If Ms Lamont drifts towards 2014 accepting that the SNP Government are broadly on the right lines, she tacitly accepts Mr Salmond's narrative – that Scotland is doing well, better than the rest of the UK, but how much better might we do if only we had the powers of independence? On top of that, she would ensure the constitution was the only subject of political debate for the next two years, giving independence a heightened importance Labour does not believe it deserves.

So that's the thinking and all very joined up it looks. But what do grassroots Labour activists make of it all?

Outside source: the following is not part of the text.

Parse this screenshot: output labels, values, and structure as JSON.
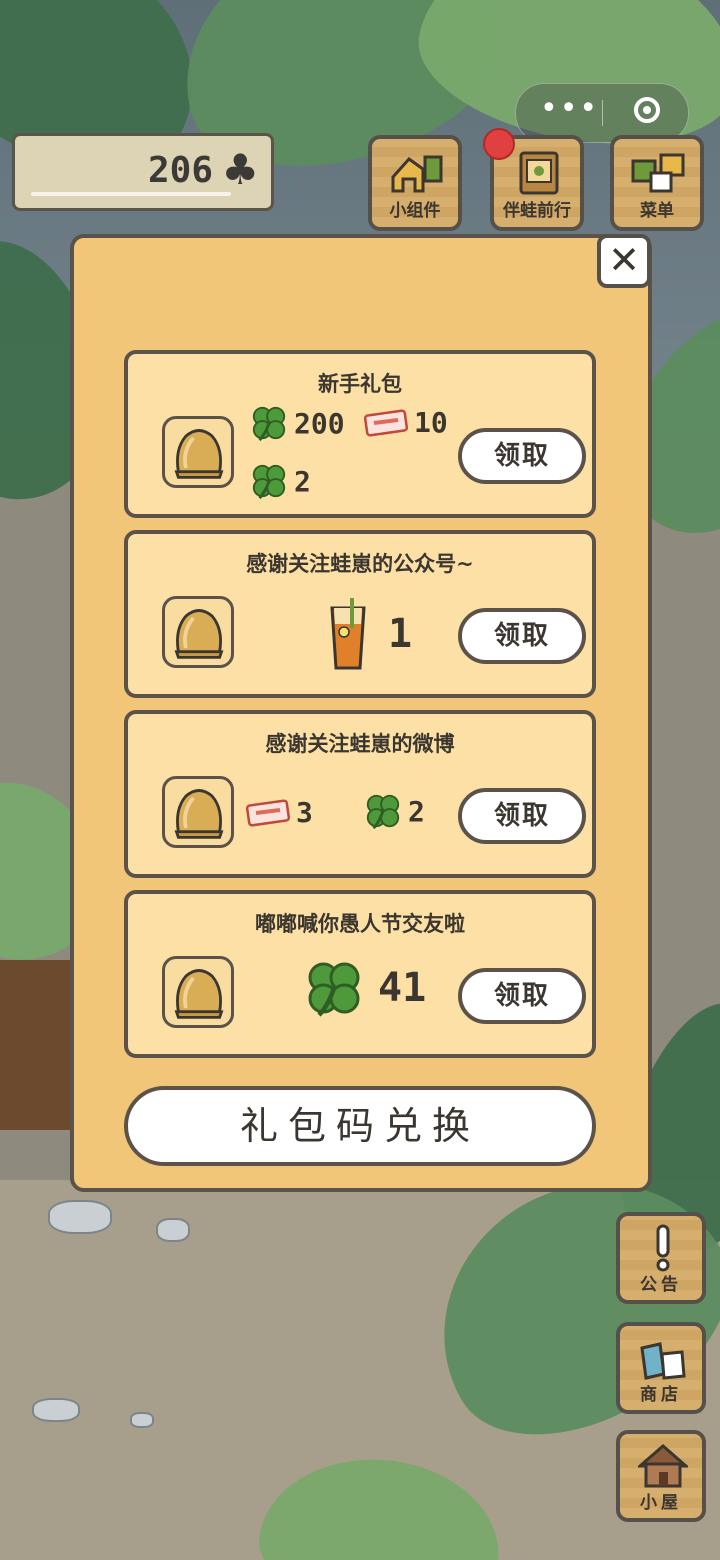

Contrary to the SNP spin, comment on Labour websites and Facebook pages has been largely supportive. Frustration at the council tax freeze, especially, has come to the fore and there are many who share Ms Lamont's view that is unfair to give consultant doctors free prescriptions when the NHS is cutting nurses.

There is a sting in the tail, however, and it is summed up most succinctly in the very first comment appended to the full text of her speech on the Labour Hame website. It says simply: "Good luck!"

A thoughtful and loyal Labour stalwart I spoke to yesterday described Ms Lamont's gambit thus: "It's morally right but tactically disastrous. I don't think it's sellable. It means we'll enter the next election miles ahead in the polls but then, in the privacy of the polling booth, people will vote Nat." The scary thing is, he was pretty enthusiastic. The danger here is that Labour supporters are warming up for the kind of self-righteous wallow they really rather enjoy in opposition.

Of course, selling is the key. Labour's course is now set and, if the party is to avoid another term in opposition, Ms Lamont must persuade voters that Scotland can and must reorder its spending priorities in a fairer way. If she fails to do so it won't matter if John Swinney looks like Gordon Brown, Alistair Darling or anyone else for that matter.